In the realm of modern biotechnology, while tools for gene editing and drug design are advancing, numerous rare diseases still lack effective treatments. Executives from Insilico Medicine and GenEditBio highlight that a significant challenge has been the shortage of skilled professionals to drive this innovation forward. They assert that artificial intelligence (AI) is emerging as a crucial ally, enabling scientists to tackle previously neglected challenges in the field.
During a recent presentation at Web Summit Qatar, Alex Aliper, the CEO and founder of Insilico, shared insights into his company's vision for creating "pharmaceutical superintelligence." Insilico has introduced its "MMAI Gym," which aims to enhance generalist large language models, such as ChatGPT and Gemini, to perform at levels comparable to specialized models.
The ambition is to develop a multi-modal, multi-task model that, according to Aliper, can efficiently address various drug discovery tasks with exceptional accuracy.
"This technology is essential for boosting productivity in our pharmaceutical sector and addressing the workforce shortage, as there are still thousands of diseases without any treatment options," Aliper stated in an interview. "We require more advanced systems to confront this issue."
Insilico's platform processes biological, chemical, and clinical data to formulate hypotheses regarding disease targets and potential therapeutic molecules. By automating processes that once necessitated extensive human resources, Insilico claims it can navigate vast design spaces, identify high-quality therapeutic candidates, and even repurpose existing medications--all while significantly reducing time and costs.
For instance, the company recently utilized its AI models to explore the repurposing of existing drugs for treating ALS, a rare neurological condition.
However, the challenge of labor shortages extends beyond drug discovery. Even when AI identifies promising therapies, many diseases require interventions at a fundamental biological level.
GenEditBio is at the forefront of the "second wave" of CRISPR gene editing, transitioning from ex vivo techniques to precise in vivo applications. The company aims to enable gene editing through a single injection directly into affected tissues.
"We have created a proprietary engineered protein delivery vehicle (ePDV), resembling a virus-like particle," explained Tian Zhu, co-founder and CEO of GenEditBio. "We draw inspiration from nature and apply AI machine learning to discover which viruses are best suited for specific tissues."
The "natural resources" Zhu refers to include GenEditBio's extensive library of unique, non-viral, non-lipid polymer nanoparticles designed as delivery vehicles for gene-editing tools.
The company's NanoGalaxy platform employs AI to analyze data and uncover correlations between chemical structures and targeted tissues, such as the eye or liver. The AI predicts modifications to enhance the delivery vehicle's efficiency without provoking an immune response.
GenEditBio conducts in vivo testing of its ePDVs in wet labs, feeding the results back into the AI to enhance predictive accuracy for subsequent trials.
According to Zhu, efficient, tissue-specific delivery is crucial for successful in vivo gene editing. She argues that this approach reduces costs and standardizes a process that has historically been challenging to scale.
"It's akin to producing an off-the-shelf drug that is effective for multiple patients, making treatments more affordable and accessible globally," Zhu noted.

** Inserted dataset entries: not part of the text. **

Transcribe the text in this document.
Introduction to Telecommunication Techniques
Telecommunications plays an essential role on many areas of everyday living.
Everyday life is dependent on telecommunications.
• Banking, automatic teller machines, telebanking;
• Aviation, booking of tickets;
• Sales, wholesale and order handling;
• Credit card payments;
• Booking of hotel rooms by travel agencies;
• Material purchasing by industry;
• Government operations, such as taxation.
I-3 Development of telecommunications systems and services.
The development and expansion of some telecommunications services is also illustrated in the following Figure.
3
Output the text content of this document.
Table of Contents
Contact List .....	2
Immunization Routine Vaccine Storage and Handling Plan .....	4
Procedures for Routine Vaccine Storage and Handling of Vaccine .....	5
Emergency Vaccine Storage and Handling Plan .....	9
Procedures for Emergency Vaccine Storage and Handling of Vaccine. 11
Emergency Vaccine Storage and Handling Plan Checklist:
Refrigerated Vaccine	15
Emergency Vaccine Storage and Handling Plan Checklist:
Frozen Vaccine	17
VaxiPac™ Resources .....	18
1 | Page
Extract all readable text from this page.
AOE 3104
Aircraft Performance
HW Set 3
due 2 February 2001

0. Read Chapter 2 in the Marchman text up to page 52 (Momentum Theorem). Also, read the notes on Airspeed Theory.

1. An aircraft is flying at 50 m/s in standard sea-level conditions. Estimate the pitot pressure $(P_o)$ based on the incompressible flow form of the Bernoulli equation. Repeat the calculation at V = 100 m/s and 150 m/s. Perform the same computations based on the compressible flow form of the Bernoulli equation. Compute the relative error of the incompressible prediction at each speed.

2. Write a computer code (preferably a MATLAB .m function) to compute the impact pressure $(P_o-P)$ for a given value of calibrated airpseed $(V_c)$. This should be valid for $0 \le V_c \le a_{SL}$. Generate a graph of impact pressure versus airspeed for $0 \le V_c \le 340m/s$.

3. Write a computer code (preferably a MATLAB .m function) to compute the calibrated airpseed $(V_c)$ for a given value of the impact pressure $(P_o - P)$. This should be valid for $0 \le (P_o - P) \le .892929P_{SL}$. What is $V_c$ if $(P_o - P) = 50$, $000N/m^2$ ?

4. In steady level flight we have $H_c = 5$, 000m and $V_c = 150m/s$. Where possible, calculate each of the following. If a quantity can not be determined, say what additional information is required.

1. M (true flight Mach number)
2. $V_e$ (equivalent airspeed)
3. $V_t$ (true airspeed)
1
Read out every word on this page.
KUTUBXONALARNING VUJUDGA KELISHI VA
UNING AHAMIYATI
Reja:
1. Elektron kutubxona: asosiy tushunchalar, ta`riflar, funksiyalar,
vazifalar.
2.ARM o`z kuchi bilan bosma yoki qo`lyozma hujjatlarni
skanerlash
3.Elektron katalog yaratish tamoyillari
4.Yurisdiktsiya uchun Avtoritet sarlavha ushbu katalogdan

Her company has recently received FDA approval to initiate trials for a CRISPR therapy targeting corneal dystrophy.
Addressing the Ongoing Data Challenge
Like many AI-driven initiatives, advancements in biotechnology face a significant data challenge. Accurately modeling the complexities of human biology requires a wealth of high-quality data that is currently lacking.
"We still need more reliable data from patients," Aliper remarked. "Most existing data is heavily biased towards the Western world. It's essential to gather more localized efforts to create a balanced dataset, which will enhance our models' capabilities."
Aliper mentioned that Insilico's automated laboratories generate multi-layer biological data from disease samples at scale, without human intervention, which is then integrated into its AI-driven discovery platform.
Zhu believes that the necessary data already resides within the human body, shaped by millennia of evolution. Only a small portion of DNA directly codes for proteins, while the remainder serves as an instructional guide for gene behavior. This information has traditionally been challenging for humans to interpret, but AI models are increasingly adept at accessing it, as seen with projects like Google DeepMind's AlphaGenome.
GenEditBio employs a similar methodology in the lab, testing thousands of delivery nanoparticles simultaneously, rather than sequentially. The resulting datasets, which Zhu describes as "gold for AI systems," are utilized to train its models and foster collaborations with external partners.
Looking ahead, one of the significant initiatives, according to Aliper, is the development of digital twins of humans to conduct virtual clinical trials, a process he describes as still in its infancy.
"Currently, we are seeing around 50 new drugs approved by the FDA each year, and we need to see that number grow," Aliper expressed. "As the global population ages, chronic disorders are on the rise. My hope is that in the next 10 to 20 years, we will have expanded therapeutic options for personalized patient treatments."